Nils war fünf oder sechs mal in der Welpenspielstunde. Er hatte vorher Angst vor anderen Hunden, kannte ja keine anderen Rassen. Diese Unsicherheit hat sich mit der Welpenspielstunde gelegt, aber nachdem er dort gebissen wurde, ging ich. Es war keine gut geführte Gruppe, das wurde mir später klar. Die Altersunterschiede waren zu groß, es wurde gemobbt, nicht eingegriffen und die Babies überfordert :eusa_doh: Der Hund wurde in dieser Huschu nicht verstanden, der Mensch nicht angeleitet. Bei der einfachen Frage: Wie gewöhne ich ihm das Ziehen ab? scheiterte man.
Es war das beste, Nils aus der Gruppe zu nehmen, auch wenn ihm der Sozialkontakt sehr gut getan hat. Seither hat er nur noch Kontakt zu Hunden auf der Straße und auf Auslaufplätzen, was super funktioniert. Er mag Hunde und versteht sich gut mit ihnen, passt sich an, hat viel gelernt.
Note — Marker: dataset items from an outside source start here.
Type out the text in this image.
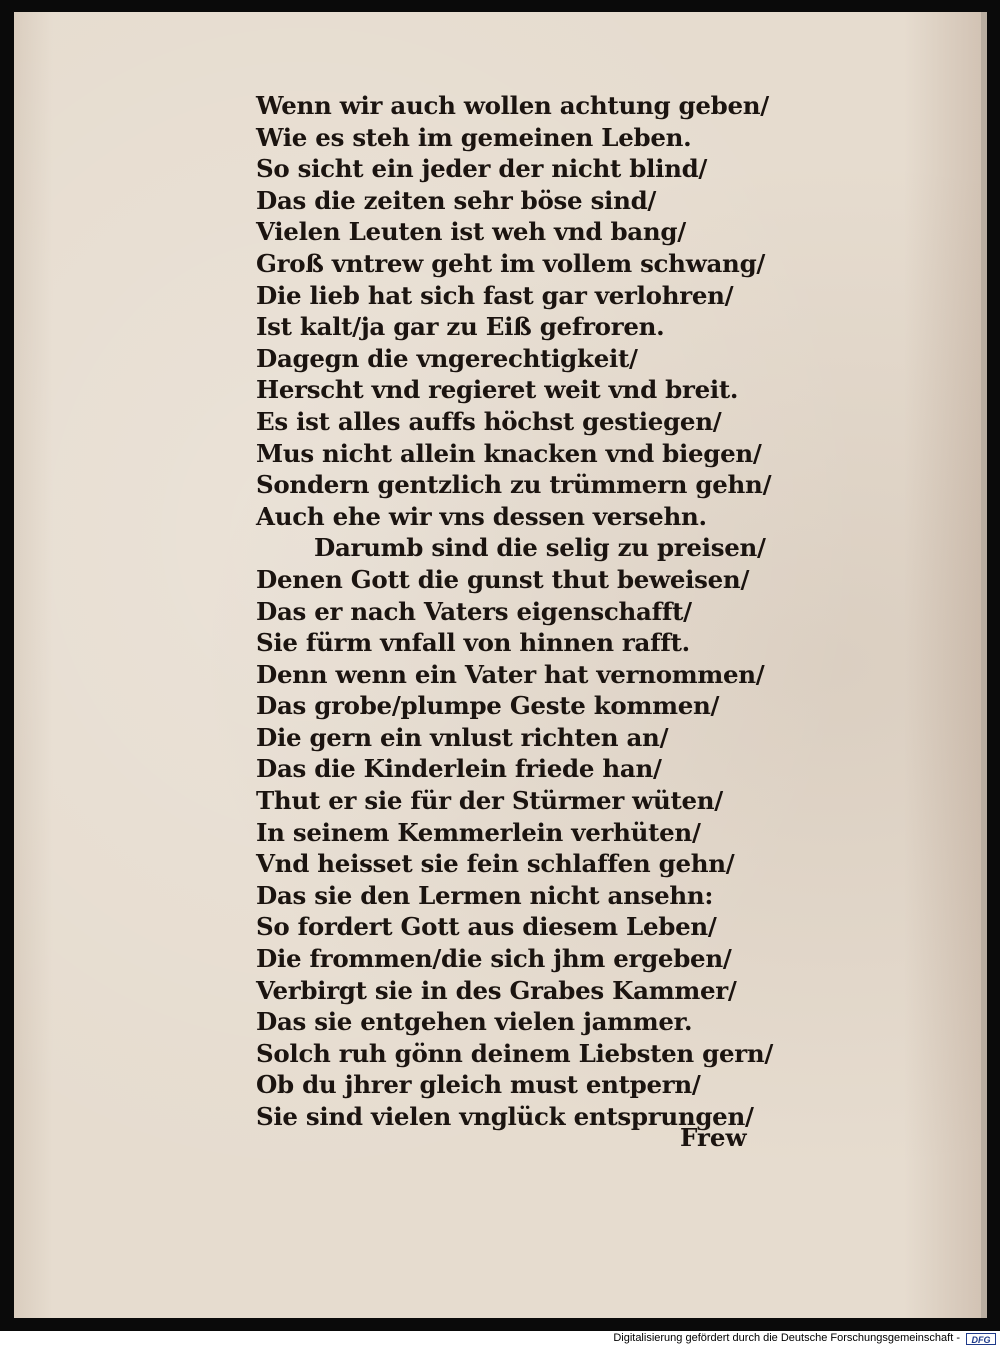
Wenn wir auch wollen achtung geben/
Wie es steh im gemeinen Leben.
So sicht ein jeder der nicht blind/
Das die zeiten sehr böse sind/
Vielen Leuten ist weh vnd bang/
Groß vntrew geht im vollem schwang/
Die lieb hat sich fast gar verlohren/
Ist kalt/ja gar zu Eiß gefroren.
Dagegn die vngerechtigkeit/
Herscht vnd regieret weit vnd breit.
Es ist alles auffs höchst gestiegen/
Mus nicht allein knacken vnd biegen/
Sondern gentzlich zu trümmern gehn/
Auch ehe wir vns dessen versehn.
Darumb sind die selig zu preisen/
Denen Gott die gunst thut beweisen/
Das er nach Vaters eigenschafft/
Sie fürm vnfall von hinnen rafft.
Denn wenn ein Vater hat vernommen/
Das grobe/plumpe Geste kommen/
Die gern ein vnlust richten an/
Das die Kinderlein friede han/
Thut er sie für der Stürmer wüten/
In seinem Kemmerlein verhüten/
Vnd heisset sie fein schlaffen gehn/
Das sie den Lermen nicht ansehn:
So fordert Gott aus diesem Leben/
Die frommen/die sich jhm ergeben/
Verbirgt sie in des Grabes Kammer/
Das sie entgehen vielen jammer.
Solch ruh gönn deinem Liebsten gern/
Ob du jhrer gleich must entpern/
Sie sind vielen vnglück entsprungen/
Frew
Digitalisierung gefördert durch die Deutsche Forschungsgemeinschaft -	DFG
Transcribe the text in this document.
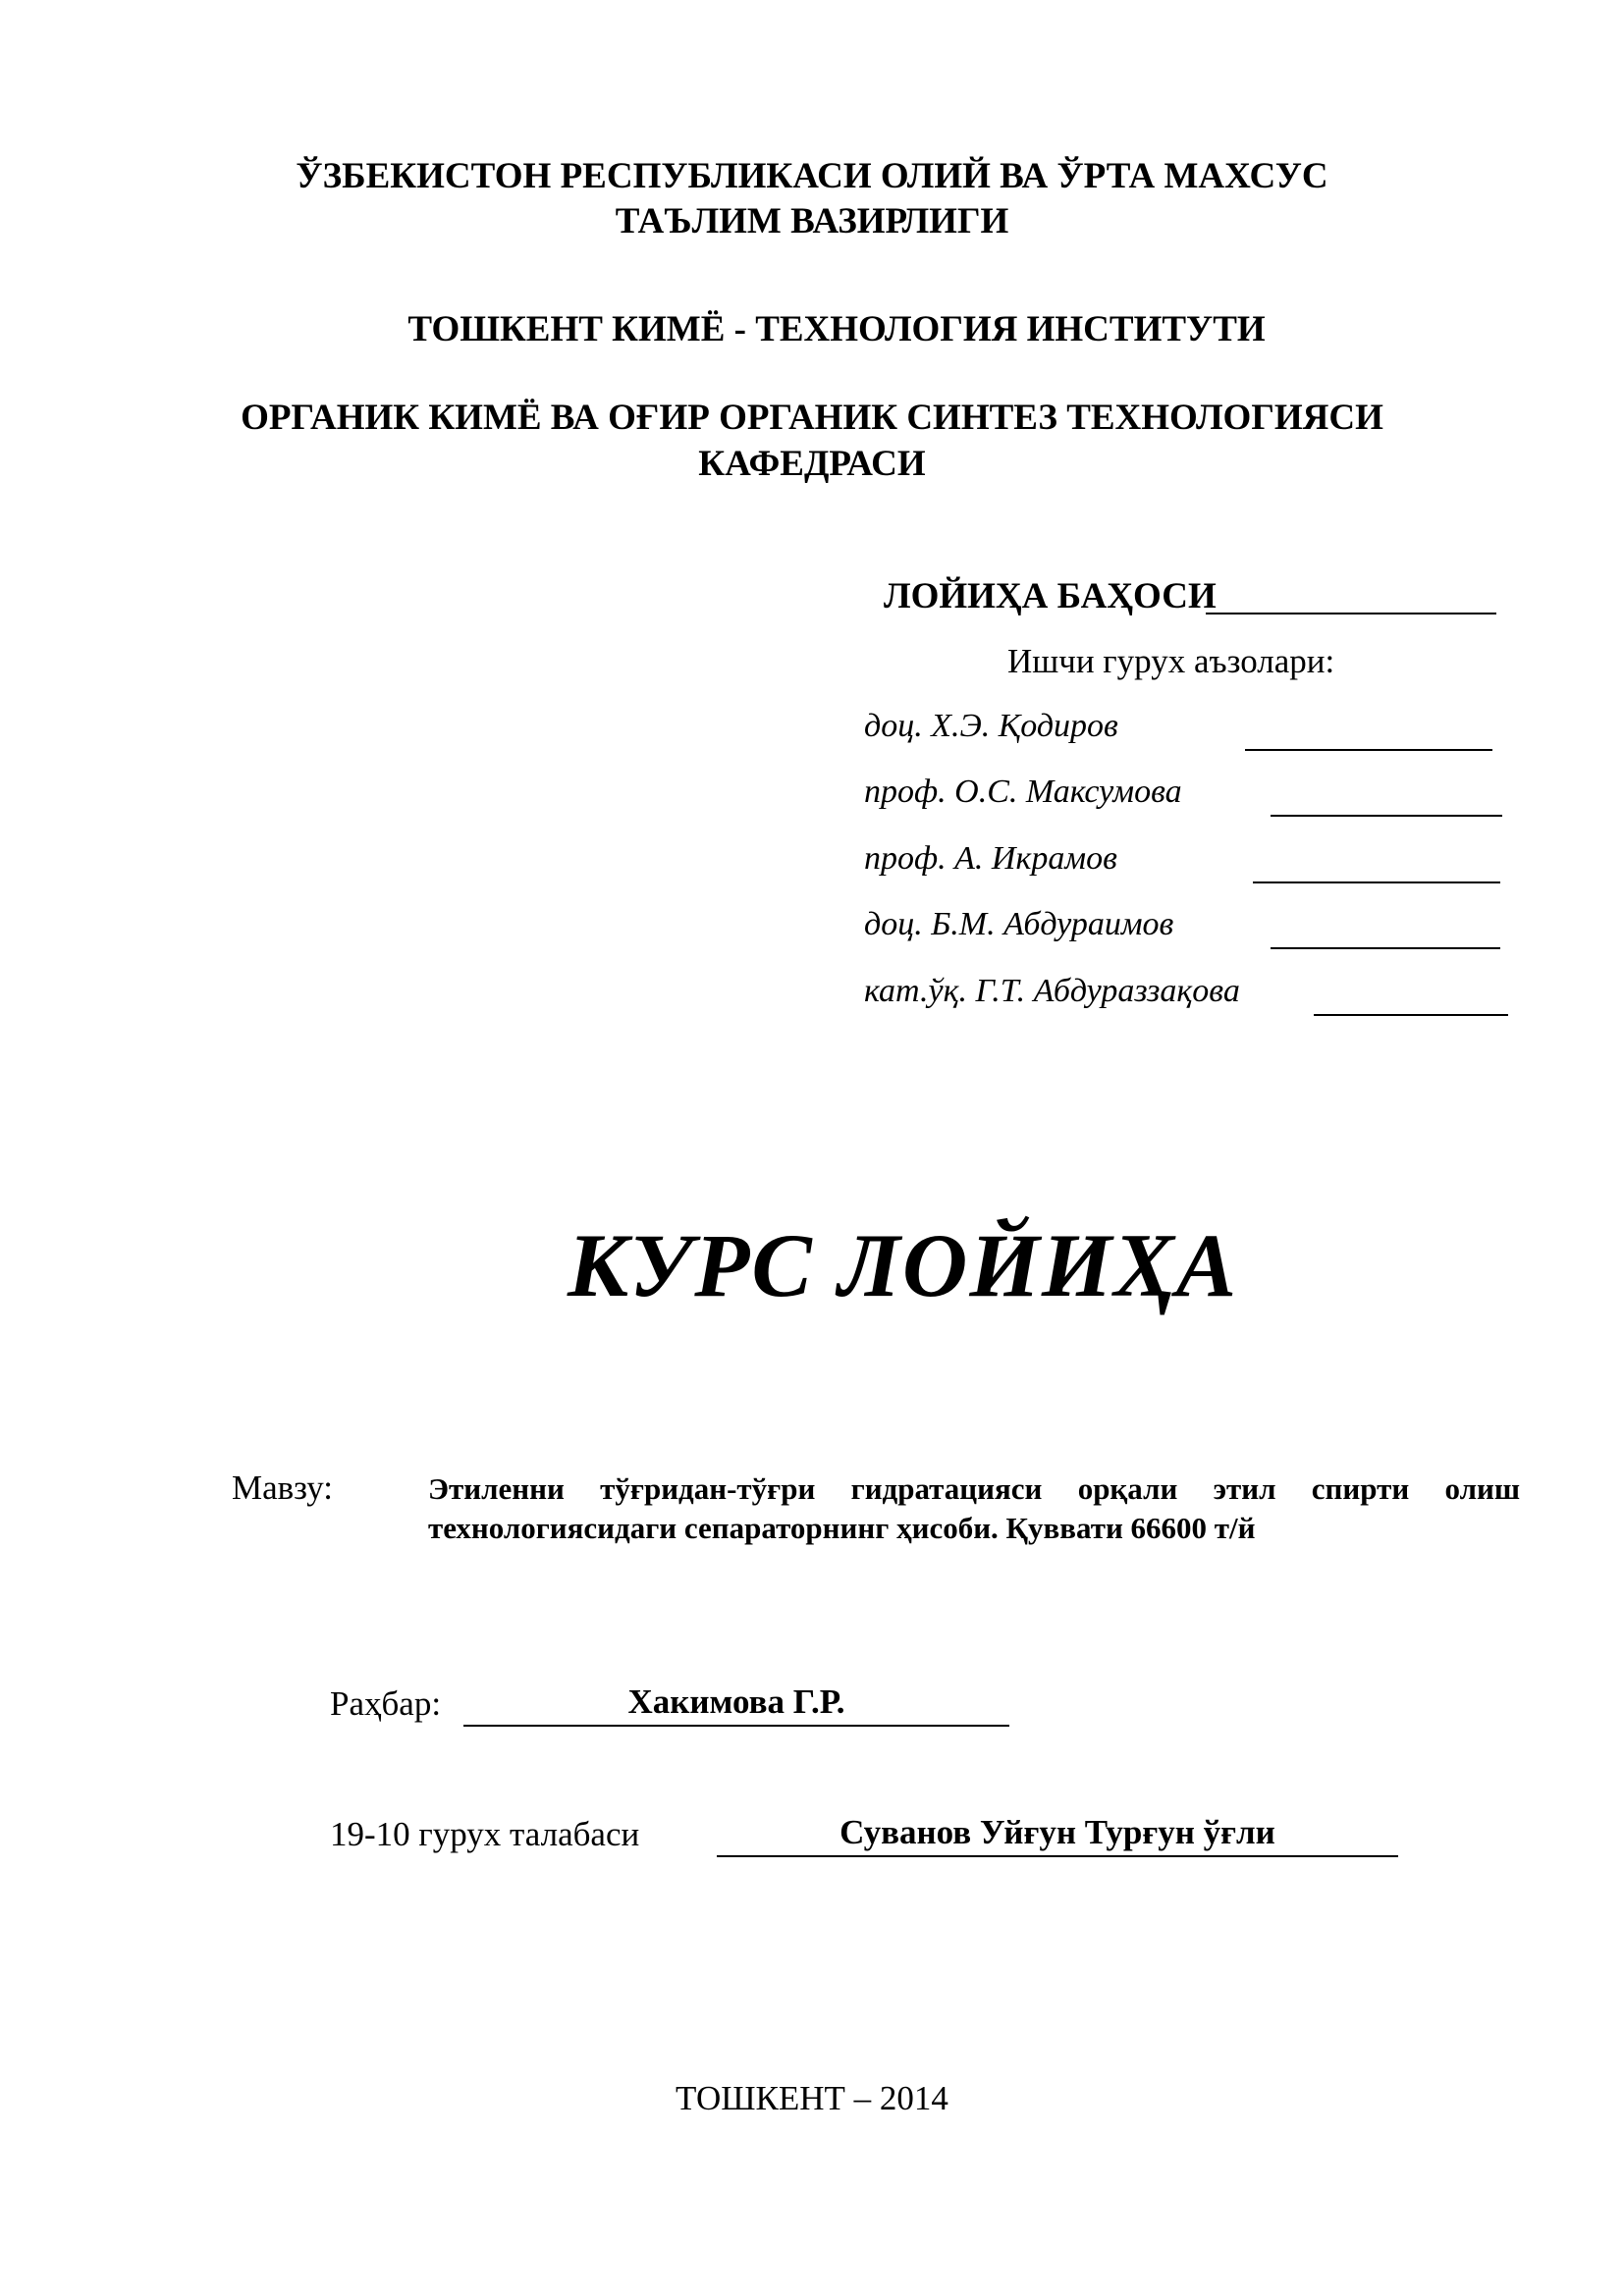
ЎЗБЕКИСТОН РЕСПУБЛИКАСИ ОЛИЙ ВА ЎРТА МАХСУС
ТАЪЛИМ ВАЗИРЛИГИ
ТОШКЕНТ КИМЁ - ТЕХНОЛОГИЯ ИНСТИТУТИ
ОРГАНИК КИМЁ ВА ОҒИР ОРГАНИК СИНТЕЗ ТЕХНОЛОГИЯСИ
КАФЕДРАСИ
ЛОЙИҲА БАҲОСИ
Ишчи гурух аъзолари:
доц. Х.Э. Қодиров
проф. О.С. Максумова
проф. А. Икрамов
доц. Б.М. Абдураимов
кат.ўқ. Г.Т. Абдураззақова
КУРС ЛОЙИҲА
Мавзу:	Этиленни тўғридан-тўғри гидратацияси орқали этил спирти олиш технологиясидаги сепараторнинг ҳисоби. Қуввати 66600 т/й
Раҳбар:	Хакимова Г.Р.
19-10 гурух талабаси	Суванов Уйғун Турғун ўғли
ТОШКЕНТ – 2014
Eigentlich wollte ich ja weiter in die Huschu, aber leider fand ich in der Umgebung keine passende. Stachel, Würger, Einzeltraining (letzteres kann ich auch ZUhause)...
Einmal waren wir mit Nils beim Training der Boxer :shock: Die Methoden widersprachen in jedem Punkt meiner Ansichten. Auf dem Platz straff an kurzer Leine, Leinenruck, Stachel, verbale Aussetzer (anschreien) und dann draußen :eusa_think: Wir liefen an zweien vorbei, die beim Anblick von Nils (damals noch Welpe) vollends ausflippten, knurrten, bellten und kaum zu bändigen waren. Nein, das würde ich Nils nicht antun :evil:
Auf einem anderen Platz: Hunde im Auto, einzeln auf den Platz, Übungen, die ich für mich auf der Wiese, an der Straße (einfach überall mache), aber ohne jegliche Ablenkung - dann wieder zack ins Auto.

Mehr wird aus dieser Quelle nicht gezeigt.